NURTUREart Non-Profit, Inc.
910 Grand Street, 2nd Floor, 718-782-7755
Williamburg
September 12 - November 1, 2008
Reception: Friday, September 12, 7 - 9 PM
Web Site
NURTUREart Non-Profit, Inc. is pleased to announce the opening of Politics and Other Diversions, curated by Ara Osterweil, on Friday September 12th at the NURTUREart Gallery at 910 Grand Street. Featured artists in the exhibition include David Baumflek, José Luis Cortés, Nicholas Hamilton, Oded Hirsch, Noah Landfield, Daniel Lichtman, and Austin Shull. In our present cultural moment, political discourse is as ubiquitous as it is ineffective. Though the public sphere has never been more saturated with debate, little translates into effective change. Within the increasingly congested blogosphere, ideological sparring has become simply another form of entertainment. Politics & Other Diversions does not claim to resolve the dilemma of how art can meanigfully influence politics, but investigates the mutual failure of art and politics to move beyond diversion. The seven emerging artists and their selected works presented here each ask the viewer to question the nature of political discourse and its limits.
Working in sculpture, installation, video, photography, and painting, these artists present diverse strategies of engagement. They create works that respond to the varied contexts from which their creative practices have developed, mapping the political, geographic, and emotional terrain of areas as diverse as Mexico, Israel, Ireland, and New York. While some works speak directly to the material conditions of power, others reference current issues only obliquely.
David Baumflek’s minimalist sculptures and installations engage an architectonic mode of production for the purpose of his egalitarian vision of artistic and political engagement. Explicitly acknowledging the fallacy of equating object-making with direct political resistance, Baumflek foregrounds the question of individual agency in the public sphere. Referencing the Gordian knot of Alexandrian lure, Baumflek’s Knot suggests the violence implicit in imperial force as well as the difficulty of restoring the body politic once it has been torn asunder.
Israel-born photographer and video artist Oded Hirsch explores the relationship between national political conflicts and the personal traumas they generate. Using his experience as a soldier in Southern Lebanon as a catalyst, Hirsch stages ambiguous rituals, memories and narratives in intimate scenarios that fail to manage the personal and political traumas they evoke.

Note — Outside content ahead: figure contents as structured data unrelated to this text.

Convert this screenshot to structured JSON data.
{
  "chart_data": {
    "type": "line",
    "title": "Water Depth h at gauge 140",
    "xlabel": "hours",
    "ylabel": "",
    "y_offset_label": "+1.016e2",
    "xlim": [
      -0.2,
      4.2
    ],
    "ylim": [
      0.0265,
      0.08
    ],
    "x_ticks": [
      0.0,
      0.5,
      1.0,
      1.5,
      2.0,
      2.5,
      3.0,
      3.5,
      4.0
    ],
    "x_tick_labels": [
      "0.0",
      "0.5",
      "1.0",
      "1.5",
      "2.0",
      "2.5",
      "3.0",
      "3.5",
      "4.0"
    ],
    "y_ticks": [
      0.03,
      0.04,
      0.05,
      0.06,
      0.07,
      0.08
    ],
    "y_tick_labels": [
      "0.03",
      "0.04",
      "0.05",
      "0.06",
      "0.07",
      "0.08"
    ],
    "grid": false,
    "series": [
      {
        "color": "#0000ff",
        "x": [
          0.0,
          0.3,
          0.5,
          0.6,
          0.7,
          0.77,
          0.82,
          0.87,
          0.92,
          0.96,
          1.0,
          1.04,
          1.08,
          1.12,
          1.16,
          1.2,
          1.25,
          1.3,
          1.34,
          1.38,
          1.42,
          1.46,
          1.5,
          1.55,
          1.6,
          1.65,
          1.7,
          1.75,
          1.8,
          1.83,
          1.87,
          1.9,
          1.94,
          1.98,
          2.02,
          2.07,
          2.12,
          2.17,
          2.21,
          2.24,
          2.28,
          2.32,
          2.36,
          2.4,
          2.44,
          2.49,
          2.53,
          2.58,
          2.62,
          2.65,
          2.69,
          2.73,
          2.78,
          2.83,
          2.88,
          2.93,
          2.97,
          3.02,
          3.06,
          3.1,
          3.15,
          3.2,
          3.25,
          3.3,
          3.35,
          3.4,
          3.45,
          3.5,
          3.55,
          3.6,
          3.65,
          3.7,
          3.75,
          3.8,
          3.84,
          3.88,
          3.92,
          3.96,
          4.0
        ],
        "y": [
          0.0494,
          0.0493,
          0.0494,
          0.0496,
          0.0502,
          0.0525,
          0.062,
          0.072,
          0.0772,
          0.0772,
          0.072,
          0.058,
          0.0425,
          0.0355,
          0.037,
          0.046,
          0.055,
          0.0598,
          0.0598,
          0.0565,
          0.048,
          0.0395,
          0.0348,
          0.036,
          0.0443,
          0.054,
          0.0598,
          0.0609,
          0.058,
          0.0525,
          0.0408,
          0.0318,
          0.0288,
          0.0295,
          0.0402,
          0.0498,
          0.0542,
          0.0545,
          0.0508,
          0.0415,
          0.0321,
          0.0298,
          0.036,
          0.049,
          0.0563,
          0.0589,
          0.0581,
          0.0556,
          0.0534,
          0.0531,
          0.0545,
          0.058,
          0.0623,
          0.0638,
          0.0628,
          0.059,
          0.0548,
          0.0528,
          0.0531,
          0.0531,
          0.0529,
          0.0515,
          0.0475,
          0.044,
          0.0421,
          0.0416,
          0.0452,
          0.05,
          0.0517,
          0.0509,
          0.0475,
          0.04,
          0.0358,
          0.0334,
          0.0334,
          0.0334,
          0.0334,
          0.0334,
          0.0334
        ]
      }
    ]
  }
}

Working between New York and Mexico in the tradition of Latin American Conceptual Art, José Luis Cortés creates sculptures and site-specific installations that transform mundane objects gleaned from the everyday world into ebullient aesthetic experiences. By subjecting material to arbitrary rules and systems, Cortes celebrates the interface between politics and play in witty objects and unexpected environments.
Daniel Lichtman’s sculpture Type presents two antiquated electronic typewriters facing each other on a simple table. Each un-operated machine mysteriously inscribes a continuous stream of type on a cascading reel of paper. On closer inspection, it becomes obvious that the typewriters are creating a hard copy of a real-time conversation that occurs between unknown, unseen interlocutors in a political chat room. By transforming virtual, anonymous, often un-self-conscious political chatter into a tangible pile of rapidly accumulating detritus, Type calls attention to the futility of purely discursive protest while self-consciously alluding to its own voyeuristic practice.Cortes_Kids
The work of Noah Landfield explores both emotional and environmental instability in which the thrill of explosion is balanced with an awareness of loss. Creating lage-scale abstract landscapes, often figuring stunning images of natural disasters, he then uses collaged photographic elements to disrupt the exquisitely painted surface. Though Landfield’s work implicitly references the role human activity plays in environmental catastrophe, the uncanny beauty of the images suggests that even destruction can be experienced as aesthetic pleasure.
Nicholas Hamilton’s videos and photographs investigate the contemporary impact of the troubles in his native Ireland, often surveying seemingly pristine landscapes upon which only the slightest traces of violence can be detected. A meditation on the entrenched class politics of leisure, Hamilton’s two channel video installation, Clay, has been described by the artist as a “study of the sound of gun shots heard ten years after the cease-fire.”
In the Field Guide to Materiality series, Austin Shull investigates and discloses the complex history of power that underlie the production of seemingly benign artist materials. By conveying information solely through the material being investigated, Shull illuminates the obscure relations between labor, modes of production, and commodities.
Francis Alys has said “Sometimes doing something poetic can become political and sometimes doing something political can become poetic.” These artists adress the fraught relationship between poetics, politcs, and play, while in their own way, considering the following question: How can we complicate our understanding of politics and art to encompass a wider vision of both? Cognizant of their own futility, these artists nonetheless continue to issue their own challenges and provocations.